Since that time many things have happened. I’ve moved to become the lead pastor of a congregation with a large physical plant in an urban setting. I’ve transitioned to being a single dad half a month. I took on caring for a father with progressive dementia, requiring a great deal of time and emotional energy. I tried to continue contributing to UMR, but honestly, it came in fits and starts as my schedule and energy for the task ebbed and flowed. I was proud of the effort we made to cover the 2016 General Conference in Portland, but upon my return, I was confronted with many demands that simply made continuing with UMR an impossibility. As such I realized that it was time to let go and move on from my work on The United Methodist Reporter to devote myself to the pressing needs around me.

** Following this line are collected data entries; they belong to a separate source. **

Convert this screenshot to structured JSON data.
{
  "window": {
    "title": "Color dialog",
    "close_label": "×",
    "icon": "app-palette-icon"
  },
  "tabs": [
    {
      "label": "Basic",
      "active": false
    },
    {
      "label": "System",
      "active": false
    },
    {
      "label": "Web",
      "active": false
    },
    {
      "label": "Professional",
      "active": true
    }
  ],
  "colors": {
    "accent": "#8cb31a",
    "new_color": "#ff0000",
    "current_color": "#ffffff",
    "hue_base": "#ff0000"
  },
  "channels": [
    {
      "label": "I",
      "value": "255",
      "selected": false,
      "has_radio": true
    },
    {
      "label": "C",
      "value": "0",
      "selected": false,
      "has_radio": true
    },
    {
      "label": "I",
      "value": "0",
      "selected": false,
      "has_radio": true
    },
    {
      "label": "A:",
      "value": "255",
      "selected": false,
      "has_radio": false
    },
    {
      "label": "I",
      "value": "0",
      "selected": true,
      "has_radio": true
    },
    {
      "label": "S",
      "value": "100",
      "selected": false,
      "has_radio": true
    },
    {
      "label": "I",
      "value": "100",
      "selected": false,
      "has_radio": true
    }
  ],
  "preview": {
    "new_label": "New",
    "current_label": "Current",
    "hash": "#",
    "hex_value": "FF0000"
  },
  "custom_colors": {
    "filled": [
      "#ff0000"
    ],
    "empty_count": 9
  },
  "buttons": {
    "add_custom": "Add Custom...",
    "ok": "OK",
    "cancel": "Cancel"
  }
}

As such, I have resigned from my work on The United Methodist Reporter and The MethoBlog, turning over control to my partner in crime, Charles Harrison. I continue to be a partner in CircuitWriter Media LLC for the time being, but a silent one with minimal input into the day-to-day operation of the company. I absolutely support the vision of providing a place for news and commentary about life in The United Methodist Church, but that is a vision that others will have to assume as I focus instead on my personal and professional life here in Nashville.
It was a good run. I had a lot of fun and have met a lot of wonderful people. There are parts of it I will miss and wish we could have developed a model to allow this to be a full-time vocation.
But one can only do so much. Seasons come and seasons go, and it’s time for this season to end in my life.
Bye bye UMR.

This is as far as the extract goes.